Et si les perspectives de récolte sont des plus favorables avec pas moins de 18 millions au plan national, dont plus de 7 millions pour la seule wilaya de Tarf, l'on s'attend à des pointes de récolte de 1400 qx/ha. Il reste que, aussi paradoxal que cela puisse paraître, le récurrent problème de mévente du double et triple concentré de tomate (C.T) local. Chacun s'accorde à pointer du doigt cette situation qu'il attribue aux importations du concentré de tomate de Chine. Des dispositions ont été récemment prises par l'État. Il s'agit de l'émission d'un décret fixant à 200 % la taxe douanière applicable à toute importation du double et triple concentré de tomate.

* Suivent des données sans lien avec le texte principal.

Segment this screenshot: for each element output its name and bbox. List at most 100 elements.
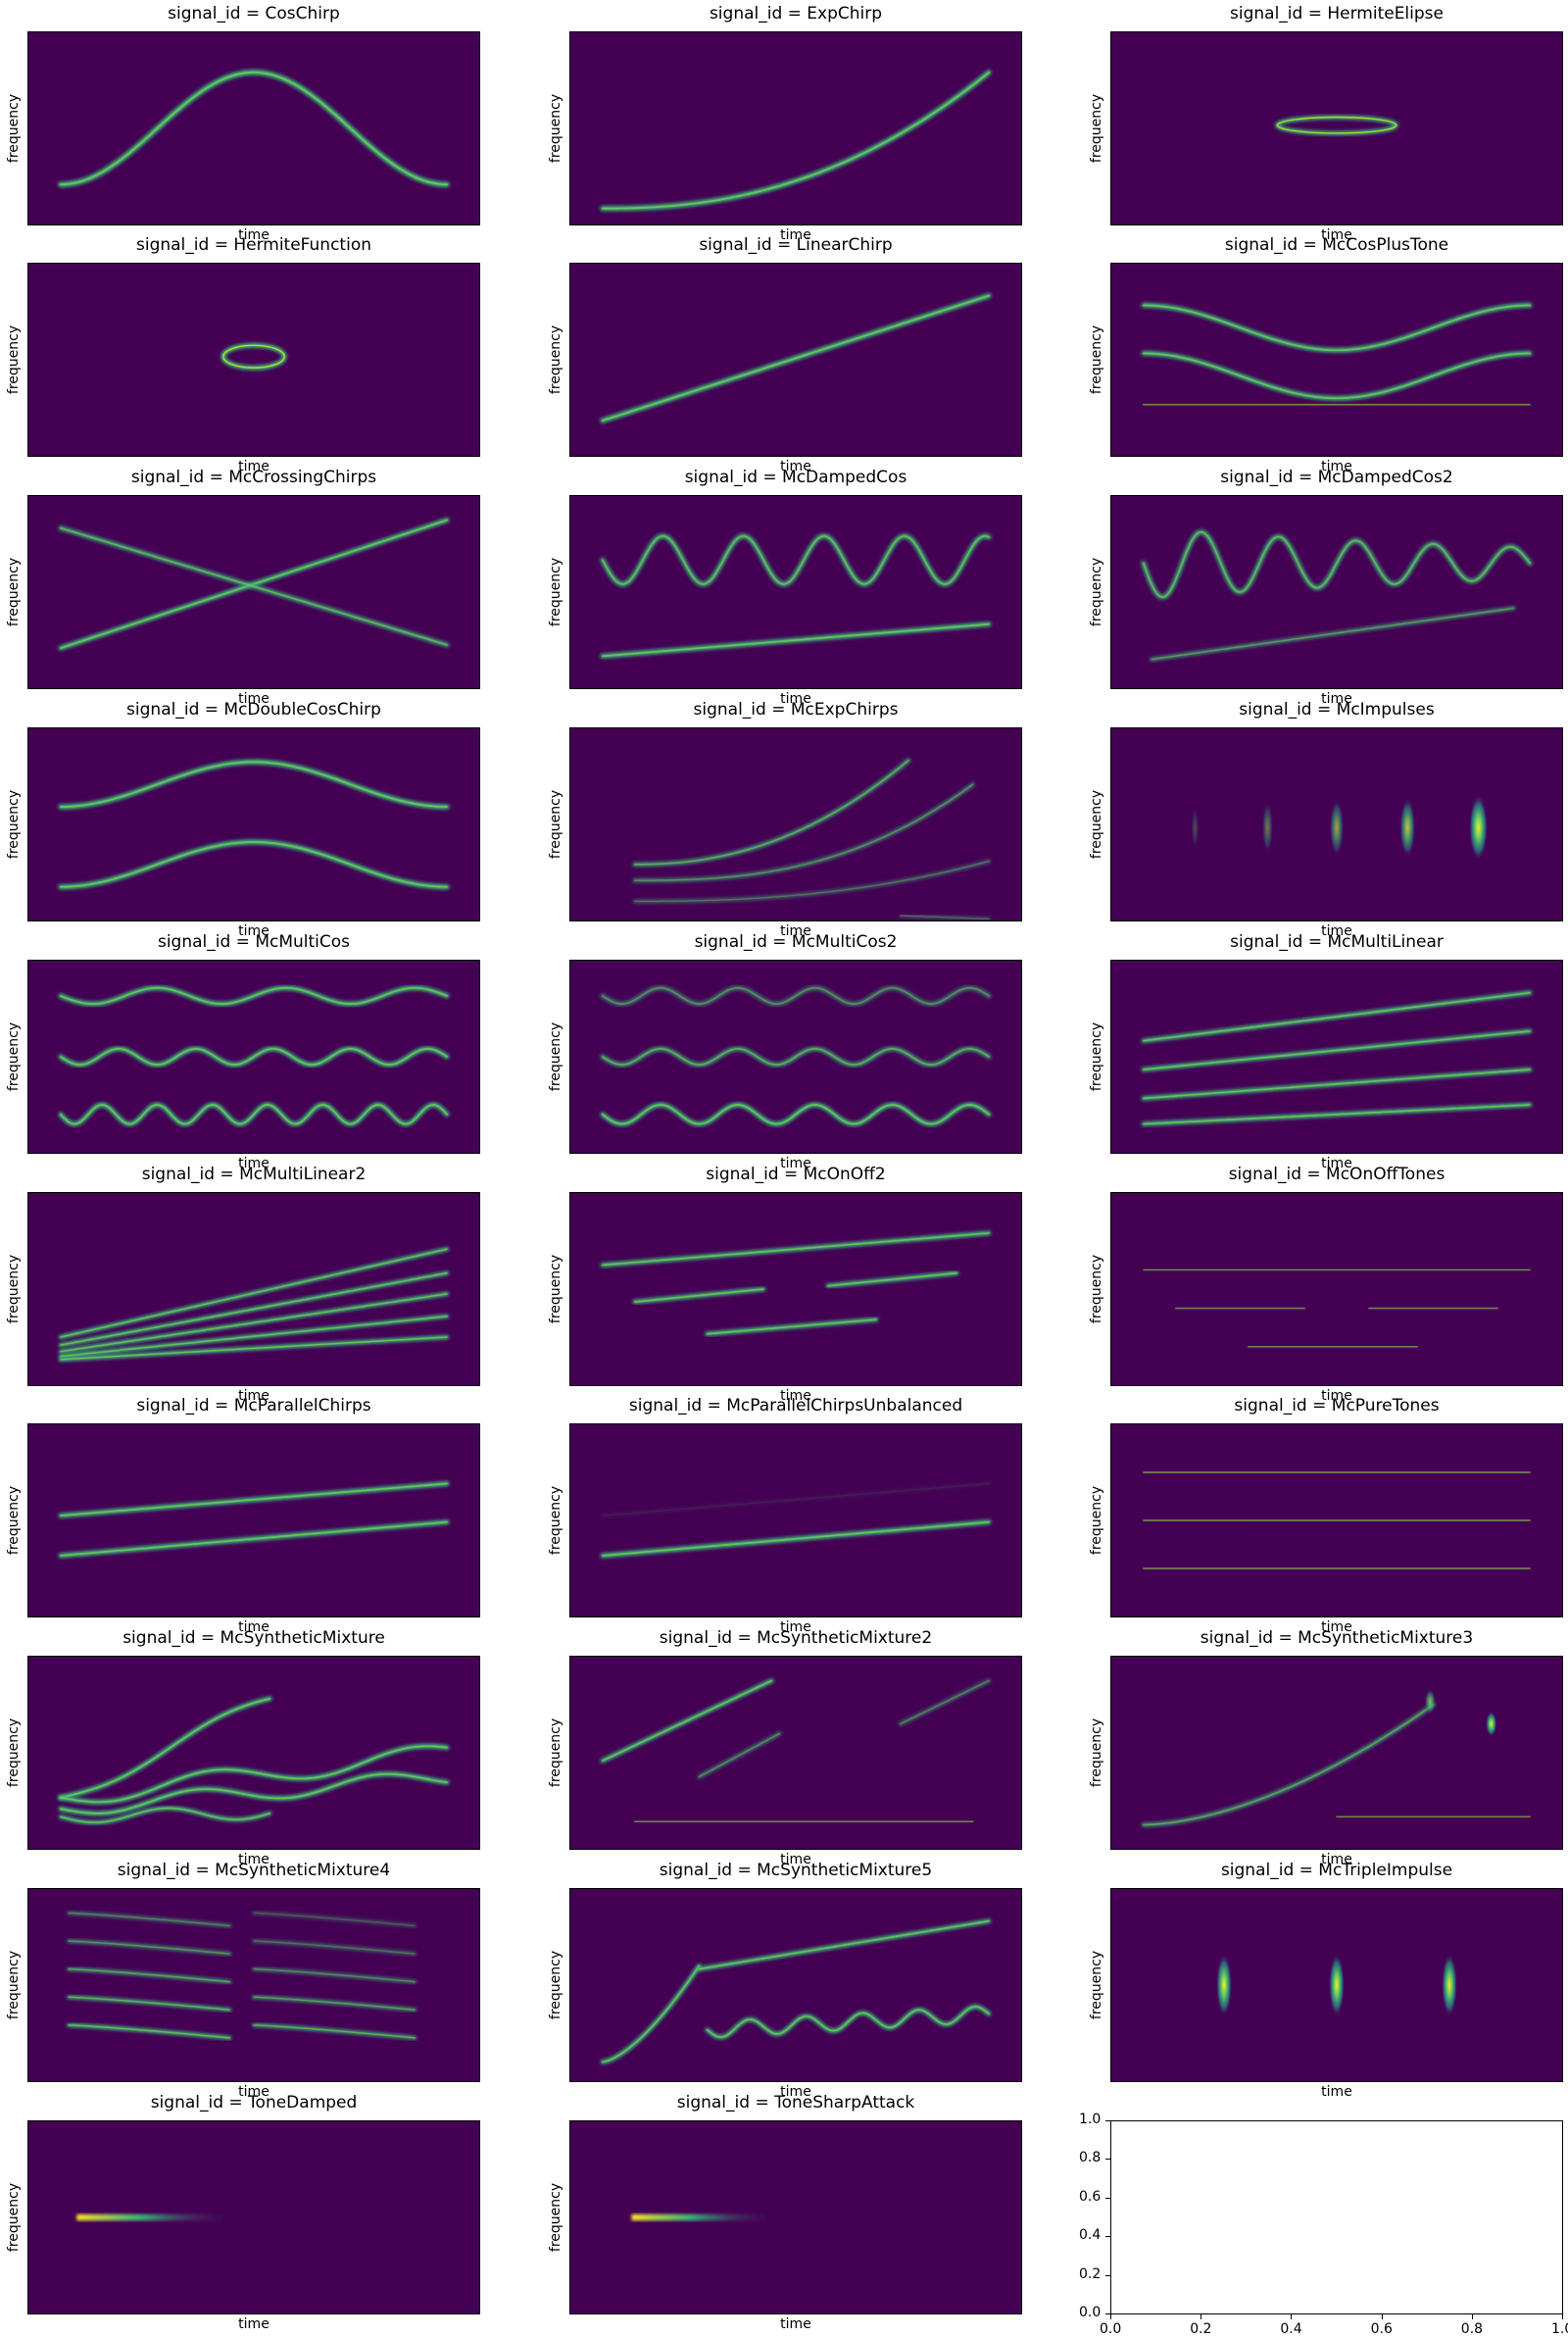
y-axis-label: frequency bbox=[1089, 324, 1104, 395]
spectrogram-svg bbox=[1141, 990, 1533, 1126]
mixture2-chirp-3-core bbox=[900, 1679, 990, 1725]
mixture5-exp bbox=[600, 1964, 702, 2064]
x-axis-label: time bbox=[238, 1388, 270, 1404]
mixture3-chirp-core bbox=[1143, 1704, 1435, 1826]
x-axis-label: time bbox=[1321, 459, 1352, 474]
y-axis-label: frequency bbox=[548, 1485, 564, 1556]
spectrogram-svg bbox=[1141, 1688, 1533, 1827]
y-axis-label: frequency bbox=[6, 1717, 22, 1788]
y-axis-label: frequency bbox=[6, 789, 22, 860]
multicos2-1 bbox=[600, 985, 992, 1007]
mixture2-chirp-1-core bbox=[602, 1679, 773, 1762]
spectrogram-plot-area bbox=[1110, 1192, 1563, 1386]
spectrogram-plot-area bbox=[1110, 495, 1563, 689]
panel-title: signal_id = McPureTones bbox=[1234, 1396, 1440, 1416]
y-axis-label: frequency bbox=[6, 2182, 22, 2253]
expchirp-curve bbox=[600, 70, 992, 212]
y-axis-label: frequency bbox=[548, 1950, 564, 2020]
x-axis-label: time bbox=[238, 1852, 270, 1867]
spectrogram-plot-area bbox=[27, 263, 480, 457]
exp-chirp-3-core bbox=[634, 860, 990, 903]
x-tick-mark bbox=[1110, 2314, 1111, 2319]
mixture4-left-3-core bbox=[68, 1967, 231, 1983]
exp-chirp-1 bbox=[632, 758, 911, 868]
y-axis-label: frequency bbox=[1089, 557, 1104, 627]
multicos-3-core bbox=[59, 1104, 449, 1125]
x-axis-label: time bbox=[1321, 1156, 1352, 1171]
y-axis-label: frequency bbox=[6, 1021, 22, 1092]
mixture5-linear-core bbox=[698, 1919, 990, 1970]
mixture4-right-1-core bbox=[253, 1912, 416, 1927]
onoff-top-core bbox=[602, 1232, 990, 1267]
spectrogram-svg bbox=[1215, 1953, 1458, 2017]
x-axis-label: time bbox=[780, 1852, 811, 1867]
x-axis-label: time bbox=[780, 691, 811, 707]
mixture2-chirp-3 bbox=[898, 1678, 992, 1726]
spectrogram-plot-area bbox=[27, 1656, 480, 1850]
mixture-cos-1-core bbox=[59, 1745, 449, 1804]
y-tick-mark bbox=[1105, 2274, 1110, 2276]
spectrogram-svg bbox=[600, 1230, 992, 1337]
mixture3-chirp bbox=[1141, 1702, 1436, 1827]
x-axis-label: time bbox=[238, 227, 270, 243]
mixture2-chirp-2 bbox=[697, 1731, 782, 1779]
spectrogram-svg bbox=[631, 2213, 780, 2221]
spectrogram-svg bbox=[58, 518, 450, 651]
panel-title: signal_id = ToneDamped bbox=[150, 2093, 358, 2113]
mixture4-right-2 bbox=[251, 1938, 417, 1957]
panel-title: signal_id = ToneSharpAttack bbox=[676, 2093, 915, 2113]
onoff-bottom-core bbox=[706, 1318, 877, 1335]
spectrogram-plot-area bbox=[569, 960, 1022, 1154]
panel-title: signal_id = McParallelChirps bbox=[136, 1396, 371, 1416]
spectrogram-svg bbox=[58, 1696, 450, 1825]
mixture4-right-5-core bbox=[253, 2024, 416, 2039]
spectrogram-svg bbox=[76, 2213, 238, 2221]
x-axis-label: time bbox=[780, 459, 811, 474]
onoff-mid-left-core bbox=[633, 1288, 764, 1303]
spectrogram-plot-area bbox=[569, 31, 1022, 225]
y-axis-label: frequency bbox=[6, 557, 22, 627]
panel-title: signal_id = McMultiCos bbox=[157, 932, 351, 952]
multilinear2-5-core bbox=[60, 1336, 448, 1361]
triple-impulse-3 bbox=[1441, 1953, 1458, 2017]
x-tick-label: 0.2 bbox=[1190, 2321, 1212, 2337]
x-tick-label: 0.0 bbox=[1100, 2321, 1122, 2337]
spectrogram-svg bbox=[66, 1911, 417, 2041]
panel-title: signal_id = LinearChirp bbox=[699, 235, 893, 255]
y-axis-label: frequency bbox=[548, 789, 564, 860]
panel-title: signal_id = HermiteFunction bbox=[135, 235, 372, 255]
y-tick-mark bbox=[1105, 2236, 1110, 2238]
damped-tone-ridge bbox=[631, 2213, 780, 2221]
spectrogram-plot-area bbox=[27, 31, 480, 225]
parallel-unbalanced-weak-core bbox=[602, 1482, 990, 1517]
mixture3-impulse-1 bbox=[1424, 1688, 1437, 1715]
y-axis-label: frequency bbox=[6, 93, 22, 164]
x-tick-label: 1.0 bbox=[1551, 2321, 1568, 2337]
cos-component-2-core bbox=[1142, 352, 1532, 400]
spectrogram-svg bbox=[58, 985, 450, 1127]
panel-title: signal_id = McExpChirps bbox=[693, 700, 899, 720]
spectrogram-plot-area bbox=[569, 495, 1022, 689]
x-axis-label: time bbox=[238, 459, 270, 474]
y-axis-label: frequency bbox=[1089, 93, 1104, 164]
mixture4-right-4-core bbox=[253, 1996, 416, 2012]
y-axis-label: frequency bbox=[1089, 1021, 1104, 1092]
mixture4-right-5 bbox=[251, 2022, 417, 2041]
x-tick-label: 0.4 bbox=[1280, 2321, 1302, 2337]
exp-chirp-4-core bbox=[900, 915, 990, 920]
y-axis-label: frequency bbox=[548, 93, 564, 164]
multilinear-1-core bbox=[1143, 991, 1531, 1042]
exp-chirp-1-core bbox=[633, 759, 909, 866]
y-axis-label: frequency bbox=[6, 1485, 22, 1556]
multicos2-3-core bbox=[601, 1104, 991, 1125]
x-axis-label: time bbox=[780, 923, 811, 939]
spectrogram-plot-area bbox=[1110, 960, 1563, 1154]
triple-impulse-1 bbox=[1215, 1953, 1233, 2017]
y-tick-mark bbox=[1105, 2159, 1110, 2161]
parallel-chirp-1-core bbox=[59, 1482, 449, 1517]
panel-title: signal_id = McSyntheticMixture3 bbox=[1200, 1628, 1474, 1648]
x-axis-label: time bbox=[1321, 2084, 1352, 2100]
spectrogram-plot-area bbox=[1110, 1423, 1563, 1617]
spectrogram-plot-area bbox=[27, 1888, 480, 2082]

Ce qui semble avoir servi de frein à ce qui s'apparentait à un trafic de devises. Sinon, comment expliquer le fait que malgré l'autosuffisance du marché national en double et triple concentré de tomate, ces deux produits importés de Chine s'imposaient toujours sur le marché national de la consommation. C'est ce qu'avaient dénoncé, à maintes reprises, les agriculteurs et transformateurs agroalimentaires algériens. Les mêmes sources avaient cité le secrétariat général du MADRP comme étant à la source de ces opérations d'importation. Les bouleversements politiques et socioéconomiques ayant caractérisé le pays, dès le mois de février 2019, y ont mis un terme.

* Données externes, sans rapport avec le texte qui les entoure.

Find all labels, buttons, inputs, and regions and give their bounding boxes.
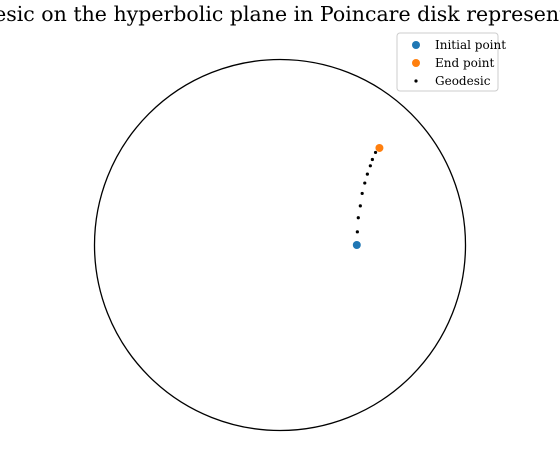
legend-marker-geodesic [414, 79, 418, 83]
legend-label-geodesic: Geodesic [435, 74, 491, 88]
geodesic-point-7 [368, 164, 372, 168]
geodesic-point-1 [355, 230, 359, 234]
legend-marker-initial-point [412, 41, 420, 49]
series-layer [352, 143, 384, 249]
geodesic-point-3 [358, 204, 362, 208]
geodesic-point-4 [360, 191, 364, 196]
end-point-point-0 [375, 143, 384, 152]
initial-point-point-0 [352, 241, 361, 249]
geodesic-point-2 [356, 216, 360, 220]
legend-marker-end-point [412, 59, 420, 67]
chart-title: Geodesic on the hyperbolic plane in Poin… [0, 2, 560, 26]
geodesic-point-6 [365, 172, 369, 176]
legend: Initial point End point Geodesic [396, 32, 506, 92]
geodesic-point-8 [370, 157, 374, 162]
legend-label-initial-point: Initial point [435, 38, 506, 52]
geodesic-point-9 [373, 150, 378, 155]
legend-label-end-point: End point [435, 56, 494, 70]
poincare-disk-boundary [93, 58, 467, 432]
plot-area [93, 58, 467, 432]
geodesic-point-5 [363, 181, 367, 185]
legend-box [396, 32, 499, 92]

Ce qui a stimulé l'ardeur des agriculteurs. C'est dire que le «Hirak» a été pour beaucoup dans la clarification des positions des uns et des autres en ce qui concerne le sens à donner aux démarches liées au développement économique de notre pays, notamment, les institutions bancaires et douanières qui, en appliquant initialement la bureaucratie, accordaient les aides de l'État à la tête du client, corruption oblige. Cette année 2019 devrait donc permettre aux agriculteurs producteurs de tomate industrielle et aux transformateurs de ne plus être confrontés au non-droit. De quoi rendre heureux plus d'un.